Dopo “Sopravvissute”, noi riceviamo in redazione molte mail di donne che ci dicono che si sono riconosciute in alcune donne. In “Sopravvissute” trattiamo molto il tema della violenza psicologica perché le donne vittima di violenza psicologica, a volte, neanche lo sanno che quella che subiscono è violenza psicologica e abuso psicologico. “Sopravvissute” completa la narrazione di “Amore criminale”.

Perché queste storie continuano a perpetrarsi? La storia della violenza sulle donne è un problema culturale, di mentalità. Viviamo in un Paese in cui sono tante le leggi sulle violenza sulle donne e, secondo me, sono anche sufficienti. Semmai c’è un problema di protezione delle donne che hanno denunciato.

Dobbiamo cambiare la nostra mentalità, dobbiamo lavorare tutti insieme, uomini e donne, per diffondere la cultura del rispetto. Dobbiamo fare un’opera di educazione sentimentale con le generazioni più giovani: solo insegnando ad alunni e figli che la donna va rispettata, che un no è un no, e solo insegnando anche alle bambine che devono capire che nei rapporti di coppia la sottomissione non è amore, ne usciremo.

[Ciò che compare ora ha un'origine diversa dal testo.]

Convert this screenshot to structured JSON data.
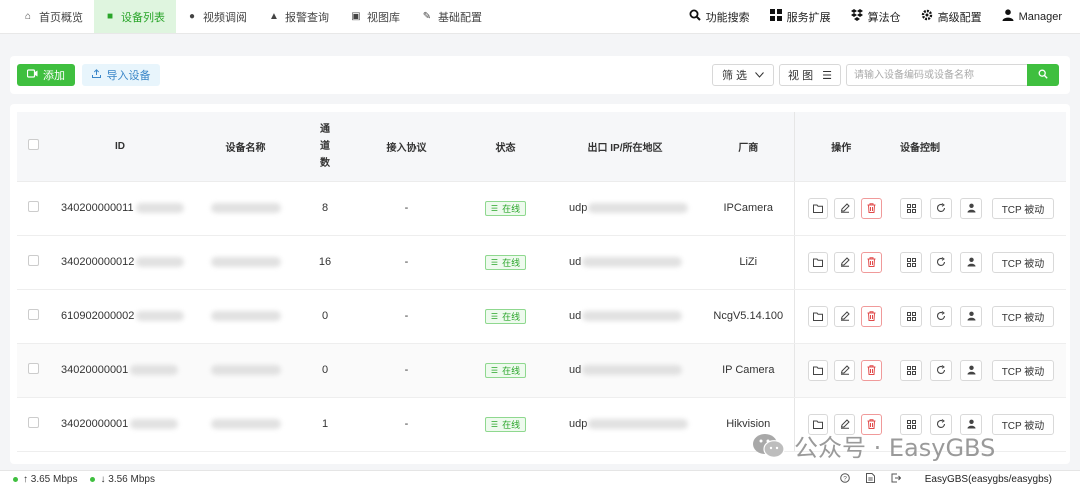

Tra le storie di violenza contro le donne trattate da “Amore Criminale” e Sopravvissute, ce n’è una che ha fatto fatica a raccontare?

Tutte le storie che racconto in “Amore Criminale” e “Sopravvissute” sono storie che mi coinvolgono, non si può rimanere distaccati in questo tipo di storie perché si entra in relazione con le famiglie delle vittime, con le sopravvissute, e io stessa ho imparato tante cose.

È stato un viaggio umano importante, l’ho anche scritto in un libro che, per me, è stato liberatorio perché ho raccontato il dietro le quinte, tutto quello che mi è accaduto e normalmente non entra nella trasmissione.

Un po’ tutte le donne vittime e sopravvissute le porto nel cuore, ma se devo trovare qualche storia che più di altre mi ha colpita, cito sempre quella di una ragazza di 19 anni che ho raccontato nel 2007: si chiamava Adriana, viveva a Sora, in provincia di Frosinone, ed è stata uccisa dal fidanzato in una notte, in campagna, sotto un albero di melo. E quel corpo è rimasto lì, tutta la notte, abbandonato. Ricordo che ho visto le foto della scientifica e questa immagine del corpo di Adriana distesa sotto l’albero mi ha tormentata per molto tempo.

Tra le storie di “Sopravvissute” moltissime sono cenni di speranza. Tutte le volte che una donna dice: ‘Ce l’ho fatta, sono riuscita ad uscire da una dinamica di violenza’, dà speranza alle altre.